Your Advocacy in Action in 2023

NBTS helped secure 109 co-sponsors in the House and four new co-sponsors in the Senate for the Stop the Wait Act, which directs the Social Security Administration to phase out the five-month waiting period to receive SSDI benefits and allow those who are uninsured or unable to afford health insurance to receive Medicare coverage immediately.

NBTS helped advocate for continued investments into ARPA-H (the new federal health agency charged to innovate research and health care solutions for patients with cancer and other diseases). 

Investments in therapeutic interventions are vital to developing novel treatments and personalized approaches for difficult-to-treat cancers such as glioblastoma. Thanks to the advocacy of NBTS advocates, the House of Representatives Labor, Health, and Human Services Appropriations Sub-Committee directs ARPA-H to make a significant investment of no less than $100M to support pre-clinical and clinical trials, including the evaluation of immune-based therapies, targeted therapies, and combination treatments. This investment will create opportunities to discover new treatments for patients with brain tumors.

NBTS and thousands of our amazing volunteers advocated, as part of the Alliance for Childhood Cancer, to ensure the Childhood Cancer STAR Act receives continued federal funding when a Fiscal Year 2024 budget bill is enacted. 

The Senate Appropriations Committee included language to fully fund the Childhood Cancer STAR Act and the Childhood Cancer Data Initiative again this year in its Fiscal Year 2024 House of Representatives’ Labor-HHS Appropriations bill.

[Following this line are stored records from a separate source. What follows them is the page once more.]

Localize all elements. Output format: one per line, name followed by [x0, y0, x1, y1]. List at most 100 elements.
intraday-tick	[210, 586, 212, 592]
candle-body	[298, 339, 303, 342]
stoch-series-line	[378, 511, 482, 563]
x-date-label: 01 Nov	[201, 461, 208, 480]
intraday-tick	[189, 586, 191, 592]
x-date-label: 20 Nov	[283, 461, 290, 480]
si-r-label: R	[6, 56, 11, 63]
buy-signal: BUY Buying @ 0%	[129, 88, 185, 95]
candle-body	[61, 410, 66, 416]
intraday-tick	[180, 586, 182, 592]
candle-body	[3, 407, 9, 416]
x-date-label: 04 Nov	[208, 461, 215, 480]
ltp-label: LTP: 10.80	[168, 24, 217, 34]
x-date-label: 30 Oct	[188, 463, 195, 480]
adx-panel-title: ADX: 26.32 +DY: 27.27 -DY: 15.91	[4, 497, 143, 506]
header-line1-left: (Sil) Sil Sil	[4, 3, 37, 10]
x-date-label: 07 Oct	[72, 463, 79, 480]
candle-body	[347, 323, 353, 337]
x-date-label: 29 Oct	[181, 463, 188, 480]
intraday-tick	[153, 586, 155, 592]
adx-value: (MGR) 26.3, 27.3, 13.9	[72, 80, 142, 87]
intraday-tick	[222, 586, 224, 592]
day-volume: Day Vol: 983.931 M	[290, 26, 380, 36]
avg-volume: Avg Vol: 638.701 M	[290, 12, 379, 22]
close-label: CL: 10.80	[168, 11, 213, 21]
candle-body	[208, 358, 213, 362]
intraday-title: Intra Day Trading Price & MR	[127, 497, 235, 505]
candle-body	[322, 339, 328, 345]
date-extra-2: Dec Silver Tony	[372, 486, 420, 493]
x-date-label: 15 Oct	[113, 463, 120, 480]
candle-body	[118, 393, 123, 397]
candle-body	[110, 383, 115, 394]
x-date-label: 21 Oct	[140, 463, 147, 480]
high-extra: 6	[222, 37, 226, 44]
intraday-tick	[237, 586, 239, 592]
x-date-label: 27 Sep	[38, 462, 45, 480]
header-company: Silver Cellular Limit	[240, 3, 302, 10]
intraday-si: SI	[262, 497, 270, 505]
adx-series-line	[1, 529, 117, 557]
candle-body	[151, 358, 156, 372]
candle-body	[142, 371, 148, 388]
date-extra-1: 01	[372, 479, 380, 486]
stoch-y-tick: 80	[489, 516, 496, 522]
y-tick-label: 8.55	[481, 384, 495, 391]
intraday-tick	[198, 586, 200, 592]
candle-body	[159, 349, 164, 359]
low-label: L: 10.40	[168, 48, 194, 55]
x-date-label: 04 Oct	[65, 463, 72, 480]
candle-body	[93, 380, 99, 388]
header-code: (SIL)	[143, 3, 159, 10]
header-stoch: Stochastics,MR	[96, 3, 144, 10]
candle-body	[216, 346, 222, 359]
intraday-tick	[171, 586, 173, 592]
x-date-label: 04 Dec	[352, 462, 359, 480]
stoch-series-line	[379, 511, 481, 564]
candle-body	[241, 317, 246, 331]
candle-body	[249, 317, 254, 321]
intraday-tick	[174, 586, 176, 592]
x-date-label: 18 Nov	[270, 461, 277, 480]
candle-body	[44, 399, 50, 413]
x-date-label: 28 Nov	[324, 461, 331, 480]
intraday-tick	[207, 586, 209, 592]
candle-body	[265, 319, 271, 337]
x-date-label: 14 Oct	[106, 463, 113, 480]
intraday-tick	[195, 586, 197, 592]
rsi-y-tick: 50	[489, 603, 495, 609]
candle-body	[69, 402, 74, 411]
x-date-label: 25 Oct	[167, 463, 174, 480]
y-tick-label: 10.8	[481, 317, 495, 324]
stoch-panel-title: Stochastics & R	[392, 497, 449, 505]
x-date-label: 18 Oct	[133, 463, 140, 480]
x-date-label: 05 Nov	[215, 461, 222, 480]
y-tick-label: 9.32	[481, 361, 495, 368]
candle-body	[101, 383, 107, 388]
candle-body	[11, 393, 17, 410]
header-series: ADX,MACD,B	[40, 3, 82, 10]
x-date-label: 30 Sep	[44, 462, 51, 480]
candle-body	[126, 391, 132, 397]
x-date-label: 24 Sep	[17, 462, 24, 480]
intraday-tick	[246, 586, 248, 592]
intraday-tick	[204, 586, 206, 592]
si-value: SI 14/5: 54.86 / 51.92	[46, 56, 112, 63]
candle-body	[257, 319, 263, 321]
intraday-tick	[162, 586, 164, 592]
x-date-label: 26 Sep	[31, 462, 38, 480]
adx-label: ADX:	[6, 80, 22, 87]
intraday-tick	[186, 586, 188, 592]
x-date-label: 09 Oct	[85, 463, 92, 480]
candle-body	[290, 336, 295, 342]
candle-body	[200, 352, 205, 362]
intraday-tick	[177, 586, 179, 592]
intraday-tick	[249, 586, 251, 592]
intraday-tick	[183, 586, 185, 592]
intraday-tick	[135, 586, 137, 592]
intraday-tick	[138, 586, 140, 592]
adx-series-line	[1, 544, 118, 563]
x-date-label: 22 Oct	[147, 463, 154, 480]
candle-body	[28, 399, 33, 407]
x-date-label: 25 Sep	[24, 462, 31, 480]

NBTS spearheaded efforts to ensure brain cancer and pediatric brain tumors were included as eligible priority research topics for the Peer Reviewed Cancer Research Program (PRCRP) at the Department of Defense, creating millions of dollars in funding opportunities for neuro-oncology researchers.

For the fifth consecutive year, NBTS worked with a dedicated bipartisan group of U.S. Senators and Representatives led by Senators Graham, Markey, Warren, Sinema, Kelly, and Scott and Representatives Mast, Auchincloss, Schakowsky, and Gallagher to introduce and pass a resolution designating the third Wednesday in July as a day to honor those impacted by glioblastoma and to raise this disease on our national priority list.

NBTS helped secure 19 co-sponsors in the Senate for the Palliative Care and Hospice Education Training Act (PCHETA), which advances palliative care education, awareness, and research and improves the quality of care for millions of patients and families facing chronic illnesses.

NBTS participated in the first-ever White House Cancer Moonshot Brain Cancers Forum on glioblastoma (GBM) and diffuse intrinsic pontine glioma (DIPG) to explore ways to accelerate efforts to develop innovative treatments and reduce disparities in access to care and clinical trials. NBTS brought a critical patient advocacy perspective and urged the Biden Administration to end cancer as we know it by both speeding up research and improving the adequacy and affordability of specialized health care for patients with brain tumors.

This fall, NBTS advocated that Congress should come together to pass a Fiscal Year 2024 budget and avoid a looming government shutdown because it’s vital that the government can fund and conduct critical brain tumor research and treatment development activities. NBTS led advocacy efforts to ensure that Congress understands the negative impact on research from government shutdowns. 

On behalf of the brain tumor community, NBTS formally advocated for the Centers for Medicare and Medicaid Services (CMS) to create new billing codes to enable provider reimbursement for patient navigation services and expand health insurance network adequacy to include the top hospitals for brain cancer care. NBTS will continue to speak up to the federal Department of Health and Human Services to ensure that access to adequate and medically necessary cancer care keeps up with clinical advances and new treatments.

NBTS, throughout 2023, provided the FDA specific input on how the agency should consider clinical trial designs and quality of life benefit measurement.